To deploy private dial-test nodes, you need to create private dial-test nodes on TrueWatch page. When you're done, fill in the page with the relevant information in conf.d/samples/dialtesting.conf:

Go to the conf.d/samples directory under the DataKit installation directory, copy dialtesting.conf.sample and name it dialtesting.conf. Examples are as follows:

[[inputs.dialtesting]]
  # We can also configure a JSON path like "file:///your/dir/json-file-name"
  server = "https://dflux-dial.truewatch.com"

  # [require] node ID
  region_id = "default"

  # if server are dflux-dial.truewatch.com, ak/sk required
  ak = ""
  sk = ""

  # The interval to pull the tasks.
  pull_interval = "1m"

  # The timeout for the HTTP request.
  time_out = "30s"

  # The number of the workers.
  workers = 6

  # Collect related metric when job execution time error interval is larger than task_exec_time_interval
  task_exec_time_interval = "5s"

  # Stop the task when the task failed to send data to dataway over max_send_fail_count.
  max_send_fail_count = 16

  # The max sleep time when send data to dataway failed.
  max_send_fail_sleep_time = "30m"

  # The max number of jobs sending data to dataway in parallel. Default 10.
  max_job_number = 10

  # The max number of job chan. Default 1000.
  max_job_chan_number = 1000

  # The max number of icmp packets sent at one time. Default 0, no limit.
  max_icmp_concurrency = 0

  # The max number of points in cache for each type of task. Default 10000.
  max_cache_points_number = 10000

  # Disable internal network task.
  disable_internal_network_task = true

  # Disable internal network cidr list.
  disabled_internal_network_cidr_list = []

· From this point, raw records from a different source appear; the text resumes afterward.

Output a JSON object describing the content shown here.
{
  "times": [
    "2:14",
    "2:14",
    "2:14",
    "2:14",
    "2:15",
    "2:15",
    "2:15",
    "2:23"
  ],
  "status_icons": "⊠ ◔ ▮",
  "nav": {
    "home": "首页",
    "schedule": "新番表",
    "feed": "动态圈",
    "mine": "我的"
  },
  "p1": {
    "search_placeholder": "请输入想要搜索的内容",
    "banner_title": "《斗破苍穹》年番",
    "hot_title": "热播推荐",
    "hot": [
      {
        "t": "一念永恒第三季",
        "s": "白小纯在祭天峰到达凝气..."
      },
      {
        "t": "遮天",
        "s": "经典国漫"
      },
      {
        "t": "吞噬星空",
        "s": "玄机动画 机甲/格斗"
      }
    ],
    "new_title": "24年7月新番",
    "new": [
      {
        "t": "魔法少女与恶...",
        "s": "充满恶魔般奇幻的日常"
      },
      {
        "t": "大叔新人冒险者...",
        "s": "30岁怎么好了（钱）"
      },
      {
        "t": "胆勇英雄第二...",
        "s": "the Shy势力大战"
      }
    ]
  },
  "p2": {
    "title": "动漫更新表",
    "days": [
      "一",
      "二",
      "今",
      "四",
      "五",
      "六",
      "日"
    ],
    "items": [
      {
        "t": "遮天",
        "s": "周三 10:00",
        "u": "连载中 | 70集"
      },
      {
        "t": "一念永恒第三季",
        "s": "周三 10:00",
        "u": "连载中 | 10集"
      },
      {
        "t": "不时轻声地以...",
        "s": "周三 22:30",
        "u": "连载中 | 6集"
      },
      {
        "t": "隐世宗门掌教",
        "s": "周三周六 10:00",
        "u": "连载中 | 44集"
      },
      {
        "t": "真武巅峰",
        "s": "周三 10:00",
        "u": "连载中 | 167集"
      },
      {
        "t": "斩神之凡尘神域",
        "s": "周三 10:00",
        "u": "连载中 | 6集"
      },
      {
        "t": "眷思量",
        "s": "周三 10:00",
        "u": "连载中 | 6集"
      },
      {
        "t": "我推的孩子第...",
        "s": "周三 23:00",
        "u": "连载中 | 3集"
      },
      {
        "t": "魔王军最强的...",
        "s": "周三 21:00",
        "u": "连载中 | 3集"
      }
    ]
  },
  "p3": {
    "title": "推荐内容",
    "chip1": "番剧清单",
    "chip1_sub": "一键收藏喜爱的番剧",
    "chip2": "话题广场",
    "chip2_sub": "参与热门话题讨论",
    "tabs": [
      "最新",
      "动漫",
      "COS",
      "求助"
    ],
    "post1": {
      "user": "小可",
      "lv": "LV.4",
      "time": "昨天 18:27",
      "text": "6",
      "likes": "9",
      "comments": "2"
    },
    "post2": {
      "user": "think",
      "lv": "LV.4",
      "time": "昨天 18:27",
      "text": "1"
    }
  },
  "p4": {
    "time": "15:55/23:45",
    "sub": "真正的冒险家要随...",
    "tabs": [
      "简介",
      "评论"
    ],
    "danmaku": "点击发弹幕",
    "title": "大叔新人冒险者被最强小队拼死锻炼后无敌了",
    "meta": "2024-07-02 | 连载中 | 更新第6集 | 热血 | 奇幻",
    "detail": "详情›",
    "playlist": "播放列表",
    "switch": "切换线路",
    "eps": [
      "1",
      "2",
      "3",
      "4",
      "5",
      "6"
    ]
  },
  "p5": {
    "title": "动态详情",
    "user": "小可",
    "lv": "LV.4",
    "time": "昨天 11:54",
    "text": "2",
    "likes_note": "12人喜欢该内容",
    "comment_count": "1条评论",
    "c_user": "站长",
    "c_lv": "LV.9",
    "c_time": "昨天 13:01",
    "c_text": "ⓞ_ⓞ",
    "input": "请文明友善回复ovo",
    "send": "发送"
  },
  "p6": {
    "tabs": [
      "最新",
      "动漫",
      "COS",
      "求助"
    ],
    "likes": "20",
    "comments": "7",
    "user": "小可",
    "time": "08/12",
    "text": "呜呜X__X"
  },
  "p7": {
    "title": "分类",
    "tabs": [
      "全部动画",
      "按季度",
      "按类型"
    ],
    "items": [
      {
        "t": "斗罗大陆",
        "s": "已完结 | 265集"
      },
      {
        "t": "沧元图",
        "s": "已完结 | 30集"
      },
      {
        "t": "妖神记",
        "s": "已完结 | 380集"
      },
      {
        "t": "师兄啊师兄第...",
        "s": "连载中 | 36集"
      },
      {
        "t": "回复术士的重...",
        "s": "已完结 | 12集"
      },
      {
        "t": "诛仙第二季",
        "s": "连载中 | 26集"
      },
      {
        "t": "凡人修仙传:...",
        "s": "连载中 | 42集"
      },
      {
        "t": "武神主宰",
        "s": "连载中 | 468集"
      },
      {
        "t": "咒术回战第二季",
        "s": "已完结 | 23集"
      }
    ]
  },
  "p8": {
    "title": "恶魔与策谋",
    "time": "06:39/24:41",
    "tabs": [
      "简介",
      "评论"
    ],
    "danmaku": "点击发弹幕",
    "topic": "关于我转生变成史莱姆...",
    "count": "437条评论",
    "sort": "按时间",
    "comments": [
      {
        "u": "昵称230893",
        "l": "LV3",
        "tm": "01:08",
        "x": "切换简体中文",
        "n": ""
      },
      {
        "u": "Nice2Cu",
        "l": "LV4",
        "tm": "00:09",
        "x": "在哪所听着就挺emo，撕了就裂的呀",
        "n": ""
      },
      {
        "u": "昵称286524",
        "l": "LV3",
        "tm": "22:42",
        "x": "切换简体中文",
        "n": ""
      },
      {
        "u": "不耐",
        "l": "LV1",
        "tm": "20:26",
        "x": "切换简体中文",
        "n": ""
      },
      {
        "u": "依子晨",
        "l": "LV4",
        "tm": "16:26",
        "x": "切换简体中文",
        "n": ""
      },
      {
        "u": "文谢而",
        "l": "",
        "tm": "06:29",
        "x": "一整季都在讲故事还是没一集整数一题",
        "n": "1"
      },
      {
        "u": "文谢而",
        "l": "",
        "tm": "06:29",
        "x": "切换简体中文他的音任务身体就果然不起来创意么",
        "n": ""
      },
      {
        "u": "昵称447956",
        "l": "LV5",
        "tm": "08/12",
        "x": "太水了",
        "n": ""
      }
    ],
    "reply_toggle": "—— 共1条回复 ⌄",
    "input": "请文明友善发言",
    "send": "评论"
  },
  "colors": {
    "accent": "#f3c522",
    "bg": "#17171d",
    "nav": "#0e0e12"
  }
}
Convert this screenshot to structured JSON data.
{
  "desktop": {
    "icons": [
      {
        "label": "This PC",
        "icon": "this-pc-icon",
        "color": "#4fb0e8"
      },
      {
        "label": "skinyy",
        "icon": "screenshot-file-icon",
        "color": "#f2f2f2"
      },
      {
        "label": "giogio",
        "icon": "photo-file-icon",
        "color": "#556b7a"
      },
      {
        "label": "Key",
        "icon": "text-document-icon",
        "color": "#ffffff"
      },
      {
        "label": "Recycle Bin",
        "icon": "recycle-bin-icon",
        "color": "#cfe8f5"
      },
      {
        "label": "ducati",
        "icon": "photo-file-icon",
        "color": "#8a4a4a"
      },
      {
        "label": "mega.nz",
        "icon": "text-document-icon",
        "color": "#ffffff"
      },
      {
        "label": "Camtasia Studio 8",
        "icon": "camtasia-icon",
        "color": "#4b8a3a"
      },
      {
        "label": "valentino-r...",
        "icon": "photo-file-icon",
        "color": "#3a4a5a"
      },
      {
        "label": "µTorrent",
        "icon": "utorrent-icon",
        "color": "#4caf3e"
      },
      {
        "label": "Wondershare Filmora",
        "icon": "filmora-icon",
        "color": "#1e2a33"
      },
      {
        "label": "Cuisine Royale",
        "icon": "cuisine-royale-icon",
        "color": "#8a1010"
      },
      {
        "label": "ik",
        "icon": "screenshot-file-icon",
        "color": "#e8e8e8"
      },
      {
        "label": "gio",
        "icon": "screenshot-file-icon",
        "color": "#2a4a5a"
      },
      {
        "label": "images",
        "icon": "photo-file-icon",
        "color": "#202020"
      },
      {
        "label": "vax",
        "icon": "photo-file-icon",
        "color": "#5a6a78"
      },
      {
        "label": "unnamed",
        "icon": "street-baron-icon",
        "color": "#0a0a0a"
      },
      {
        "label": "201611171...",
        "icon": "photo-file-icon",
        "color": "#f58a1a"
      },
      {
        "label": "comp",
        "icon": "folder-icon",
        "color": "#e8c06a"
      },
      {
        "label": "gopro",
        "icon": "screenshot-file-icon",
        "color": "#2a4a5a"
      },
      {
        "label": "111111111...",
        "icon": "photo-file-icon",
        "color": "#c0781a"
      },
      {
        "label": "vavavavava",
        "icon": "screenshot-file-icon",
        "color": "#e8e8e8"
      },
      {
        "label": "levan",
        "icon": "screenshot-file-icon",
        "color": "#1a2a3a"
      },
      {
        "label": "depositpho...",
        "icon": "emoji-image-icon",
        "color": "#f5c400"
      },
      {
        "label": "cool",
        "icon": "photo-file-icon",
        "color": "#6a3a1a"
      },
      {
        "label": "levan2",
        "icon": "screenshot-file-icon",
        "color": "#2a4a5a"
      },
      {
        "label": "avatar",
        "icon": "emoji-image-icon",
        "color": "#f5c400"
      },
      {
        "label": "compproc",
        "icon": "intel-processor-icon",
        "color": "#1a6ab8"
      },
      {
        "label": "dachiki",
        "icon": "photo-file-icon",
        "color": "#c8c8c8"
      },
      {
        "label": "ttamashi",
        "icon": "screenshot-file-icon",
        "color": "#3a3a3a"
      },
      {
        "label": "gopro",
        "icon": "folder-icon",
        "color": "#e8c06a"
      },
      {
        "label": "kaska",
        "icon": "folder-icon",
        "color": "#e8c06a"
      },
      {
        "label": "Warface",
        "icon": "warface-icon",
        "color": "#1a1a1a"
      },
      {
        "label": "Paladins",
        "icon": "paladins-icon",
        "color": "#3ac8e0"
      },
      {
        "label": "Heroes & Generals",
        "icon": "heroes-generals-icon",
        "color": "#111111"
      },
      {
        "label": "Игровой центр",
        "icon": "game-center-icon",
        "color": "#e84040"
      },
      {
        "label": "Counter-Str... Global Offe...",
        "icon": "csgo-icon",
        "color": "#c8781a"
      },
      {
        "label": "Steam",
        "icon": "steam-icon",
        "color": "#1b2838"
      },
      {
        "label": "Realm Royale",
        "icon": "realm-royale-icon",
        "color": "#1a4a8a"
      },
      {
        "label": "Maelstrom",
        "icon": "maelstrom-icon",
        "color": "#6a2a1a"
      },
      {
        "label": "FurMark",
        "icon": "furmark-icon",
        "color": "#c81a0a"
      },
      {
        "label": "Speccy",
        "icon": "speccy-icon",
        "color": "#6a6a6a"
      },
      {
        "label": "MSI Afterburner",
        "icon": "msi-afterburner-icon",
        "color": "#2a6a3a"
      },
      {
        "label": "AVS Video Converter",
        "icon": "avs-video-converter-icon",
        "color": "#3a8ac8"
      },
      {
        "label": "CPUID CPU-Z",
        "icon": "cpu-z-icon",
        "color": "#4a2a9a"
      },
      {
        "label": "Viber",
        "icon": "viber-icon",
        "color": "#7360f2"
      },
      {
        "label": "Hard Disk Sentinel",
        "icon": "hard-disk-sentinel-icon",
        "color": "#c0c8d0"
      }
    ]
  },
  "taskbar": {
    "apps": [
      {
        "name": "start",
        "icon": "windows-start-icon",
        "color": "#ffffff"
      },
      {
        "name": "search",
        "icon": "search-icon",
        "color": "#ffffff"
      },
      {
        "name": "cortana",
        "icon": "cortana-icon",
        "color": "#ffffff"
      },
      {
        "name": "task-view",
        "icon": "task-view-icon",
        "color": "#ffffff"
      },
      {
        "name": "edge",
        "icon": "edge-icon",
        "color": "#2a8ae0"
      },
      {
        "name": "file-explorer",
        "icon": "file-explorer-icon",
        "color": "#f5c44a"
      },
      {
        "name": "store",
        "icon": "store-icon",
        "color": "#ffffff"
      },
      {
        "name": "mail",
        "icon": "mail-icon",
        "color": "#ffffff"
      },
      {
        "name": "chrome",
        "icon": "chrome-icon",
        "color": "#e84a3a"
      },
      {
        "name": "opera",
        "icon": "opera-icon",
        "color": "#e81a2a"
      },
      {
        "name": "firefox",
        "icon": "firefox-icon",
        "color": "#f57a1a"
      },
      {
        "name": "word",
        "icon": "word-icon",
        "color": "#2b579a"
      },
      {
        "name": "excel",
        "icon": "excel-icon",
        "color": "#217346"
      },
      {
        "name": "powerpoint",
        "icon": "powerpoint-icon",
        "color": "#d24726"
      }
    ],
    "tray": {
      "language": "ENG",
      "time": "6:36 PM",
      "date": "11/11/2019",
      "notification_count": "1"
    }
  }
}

  # Set true to enable election
  election = false

  [inputs.dialtesting.browser]
    # Enable browser dialtesting on Linux nodes. Enabled by default.
    enabled = true

    # Browser engine used for browser dialtesting.
    # Supported engine: lightpanda.
    engine = "lightpanda"

    # Optional browser engine executable path.
    # If empty, the embedded browser runner will use LIGHTPANDA_EXECUTABLE_PATH or PATH.
    engine_path = ""

    # Max browser dialtesting tasks running at the same time. 0 means no limit.
    max_concurrency = 0

  # Custom tags.
  [inputs.dialtesting.tags]
  # some_tag = "some_value"
  # more_tag = "some_other_value"
  # ...

Once configured, restart DataKit.

Can be turned on by ConfigMap Injection Collector Configuration or Config ENV_DATAKIT_INPUTS .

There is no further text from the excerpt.